Glad you enjoy Vatour; he's first rate and a good guy to say hello to in the press box. If anything, Mich fans will get a real treat from the UMass band. They rival any in the country and that's the truth....As for the game, I'm fairly certain Michigan will come away with the win, but I still can't for the life of me figure out why Mich would even schedule UMass. It's one thing to schedule a low level FCS school like Delaware State, but it's utterly stupid to schedule top 20 FCS opponents. These teams are given absolutely no respect (thereby rendering a win completely meaningless) and are actually pretty good. Ole Miss, V-Tech, Kansas, Minnesota, the list goes on.

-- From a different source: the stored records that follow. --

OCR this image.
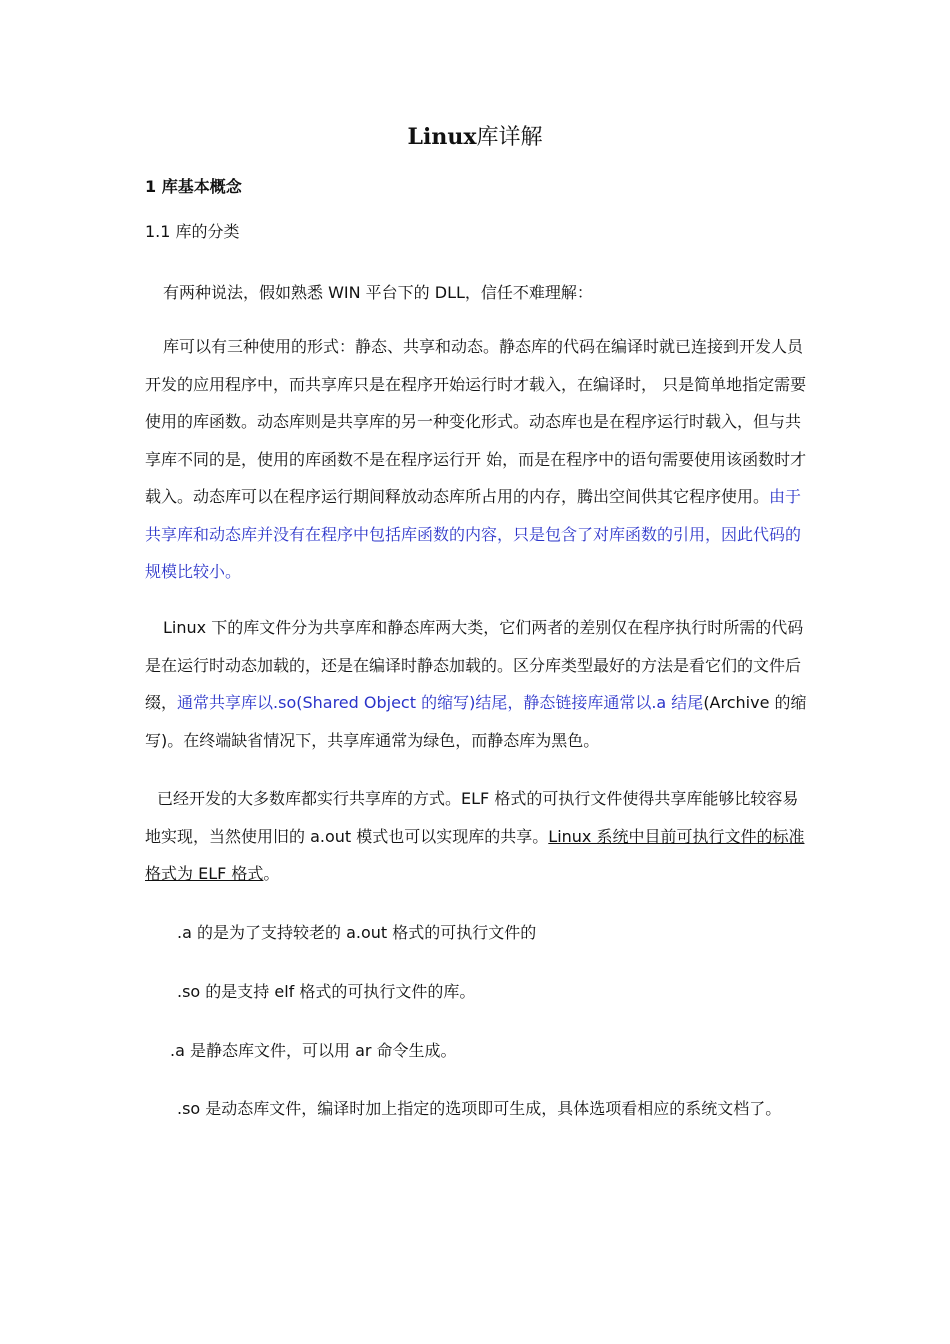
Linux库详解
1 库基本概念
1.1 库的分类

有两种说法，假如熟悉 WIN 平台下的 DLL，信任不难理解：

库可以有三种使用的形式：静态、共享和动态。静态库的代码在编译时就已连接到开发人员开发的应用程序中，而共享库只是在程序开始运行时才载入，在编译时， 只是简单地指定需要使用的库函数。动态库则是共享库的另一种变化形式。动态库也是在程序运行时载入，但与共享库不同的是，使用的库函数不是在程序运行开 始，而是在程序中的语句需要使用该函数时才载入。动态库可以在程序运行期间释放动态库所占用的内存，腾出空间供其它程序使用。由于共享库和动态库并没有在程序中包括库函数的内容，只是包含了对库函数的引用，因此代码的规模比较小。

Linux 下的库文件分为共享库和静态库两大类，它们两者的差别仅在程序执行时所需的代码是在运行时动态加载的，还是在编译时静态加载的。区分库类型最好的方法是看它们的文件后缀，通常共享库以.so(Shared Object 的缩写)结尾，静态链接库通常以.a 结尾(Archive 的缩写)。在终端缺省情况下，共享库通常为绿色，而静态库为黑色。

已经开发的大多数库都实行共享库的方式。ELF 格式的可执行文件使得共享库能够比较容易地实现，当然使用旧的 a.out 模式也可以实现库的共享。Linux 系统中目前可执行文件的标准格式为 ELF 格式。

.a 的是为了支持较老的 a.out 格式的可执行文件的
.so 的是支持 elf 格式的可执行文件的库。
.a 是静态库文件，可以用 ar 命令生成。
.so 是动态库文件，编译时加上指定的选项即可生成，具体选项看相应的系统文档了。
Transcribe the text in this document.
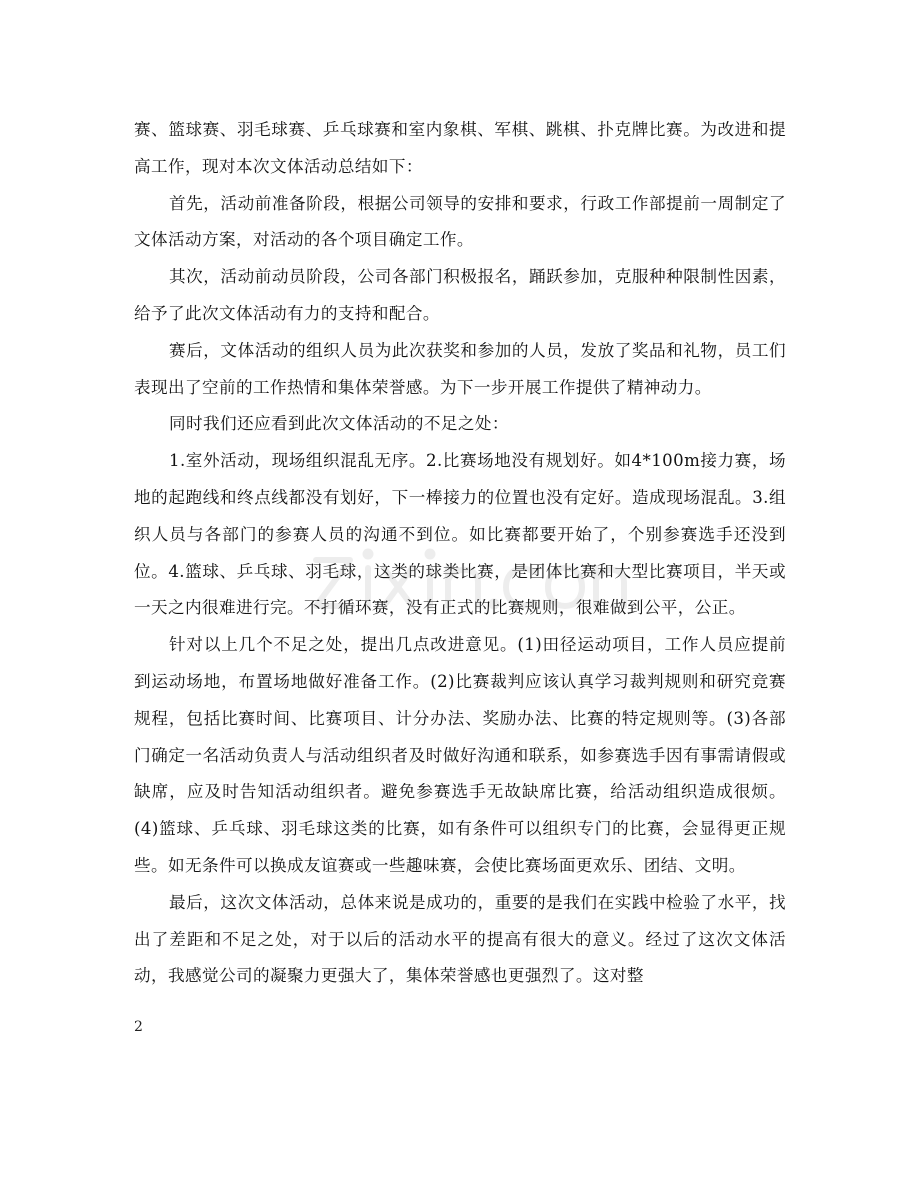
赛、篮球赛、羽毛球赛、乒乓球赛和室内象棋、军棋、跳棋、扑克牌比赛。为改进和提高工作，现对本次文体活动总结如下：

首先，活动前准备阶段，根据公司领导的安排和要求，行政工作部提前一周制定了文体活动方案，对活动的各个项目确定工作。

其次，活动前动员阶段，公司各部门积极报名，踊跃参加，克服种种限制性因素，给予了此次文体活动有力的支持和配合。

赛后，文体活动的组织人员为此次获奖和参加的人员，发放了奖品和礼物，员工们表现出了空前的工作热情和集体荣誉感。为下一步开展工作提供了精神动力。

同时我们还应看到此次文体活动的不足之处：

1.室外活动，现场组织混乱无序。2.比赛场地没有规划好。如4*100m接力赛，场地的起跑线和终点线都没有划好，下一棒接力的位置也没有定好。造成现场混乱。3.组织人员与各部门的参赛人员的沟通不到位。如比赛都要开始了，个别参赛选手还没到位。4.篮球、乒乓球、羽毛球，这类的球类比赛，是团体比赛和大型比赛项目，半天或一天之内很难进行完。不打循环赛，没有正式的比赛规则，很难做到公平，公正。

针对以上几个不足之处，提出几点改进意见。(1)田径运动项目，工作人员应提前到运动场地，布置场地做好准备工作。(2)比赛裁判应该认真学习裁判规则和研究竞赛规程，包括比赛时间、比赛项目、计分办法、奖励办法、比赛的特定规则等。(3)各部门确定一名活动负责人与活动组织者及时做好沟通和联系，如参赛选手因有事需请假或缺席，应及时告知活动组织者。避免参赛选手无故缺席比赛，给活动组织造成很烦。(4)篮球、乒乓球、羽毛球这类的比赛，如有条件可以组织专门的比赛，会显得更正规些。如无条件可以换成友谊赛或一些趣味赛，会使比赛场面更欢乐、团结、文明。

最后，这次文体活动，总体来说是成功的，重要的是我们在实践中检验了水平，找出了差距和不足之处，对于以后的活动水平的提高有很大的意义。经过了这次文体活动，我感觉公司的凝聚力更强大了，集体荣誉感也更强烈了。这对整

2
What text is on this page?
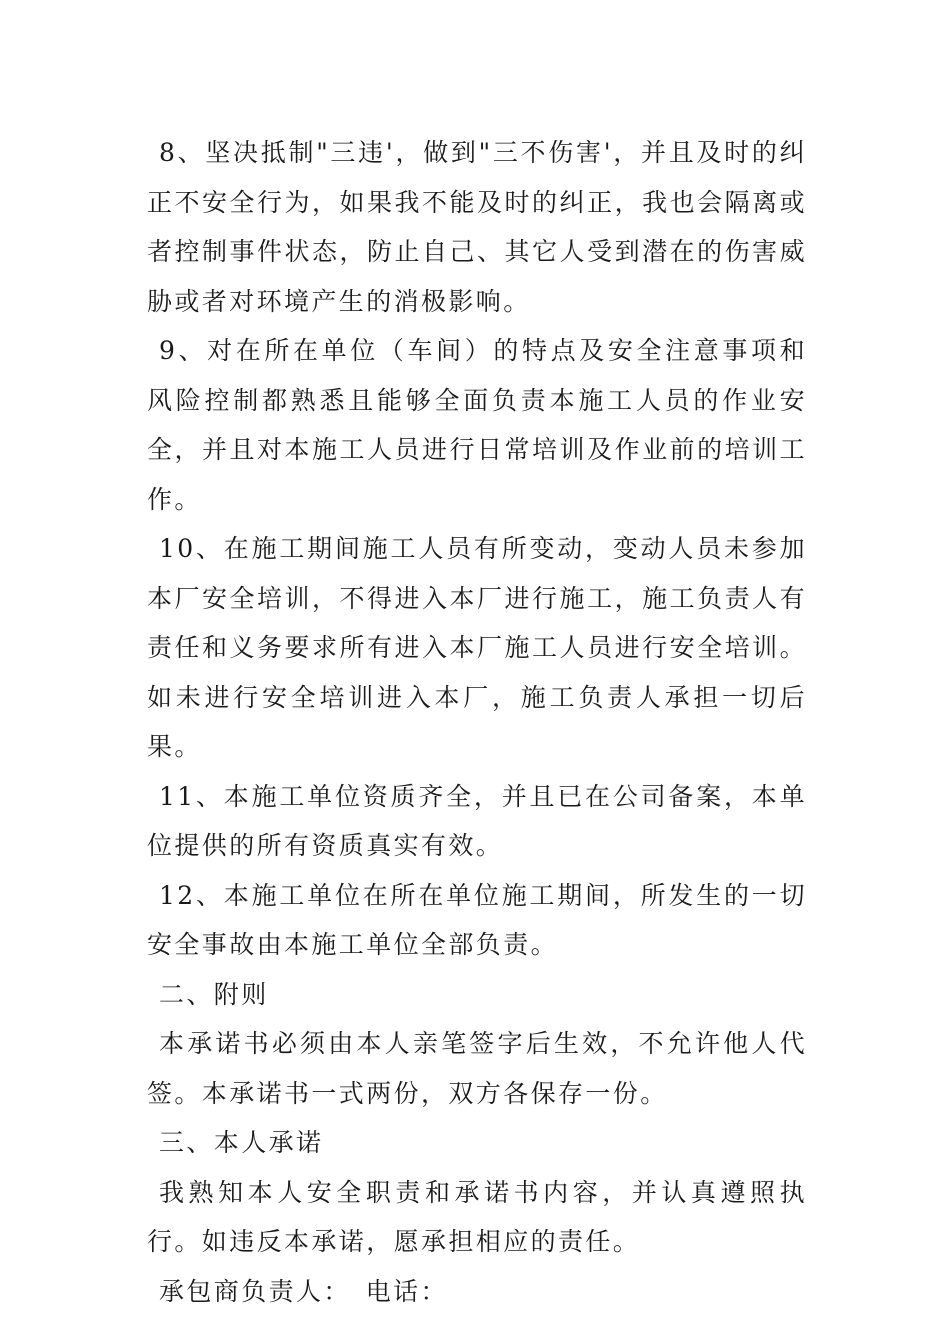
8、坚决抵制"三违'，做到"三不伤害'，并且及时的纠正不安全行为，如果我不能及时的纠正，我也会隔离或者控制事件状态，防止自己、其它人受到潜在的伤害威胁或者对环境产生的消极影响。

9、对在所在单位（车间）的特点及安全注意事项和风险控制都熟悉且能够全面负责本施工人员的作业安全，并且对本施工人员进行日常培训及作业前的培训工作。

10、在施工期间施工人员有所变动，变动人员未参加本厂安全培训，不得进入本厂进行施工，施工负责人有责任和义务要求所有进入本厂施工人员进行安全培训。如未进行安全培训进入本厂，施工负责人承担一切后果。

11、本施工单位资质齐全，并且已在公司备案，本单位提供的所有资质真实有效。

12、本施工单位在所在单位施工期间，所发生的一切安全事故由本施工单位全部负责。

二、附则

本承诺书必须由本人亲笔签字后生效，不允许他人代签。本承诺书一式两份，双方各保存一份。

三、本人承诺

我熟知本人安全职责和承诺书内容，并认真遵照执行。如违反本承诺，愿承担相应的责任。

承包商负责人：　电话：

UMass played poorly in its loss to Kansas State last year. They had a brand new QB and still only lost 21-17 in a game they easily could have won. I'm not sure how Michigan looks at UMass and says, "oh, that's a good team to play," especially after Appalachian. And the reality is, if UMass wins, it's not going to be the greatest upset of all time, but the media will pitch it that way no matter what. Top to bottom, I honestly think the CAA (James Madison, UMass, Delaware, Richmond, Villanova, UNH, etc) plays better football than say, the MAC. It just isn't worth it for top programs to schedule these quality opponents because no one believes they're quality and thus wins are diluted and losses are catastrophic.


Thu, Sep 16, 2010 : 6:12 p.m.

Since my vote for Western Kentucky to upset Western Kentucky was invalidated by your mistake, I think it would only be far that I be able to cast a new vote in your poll, if not, I can not see how your poll is valid.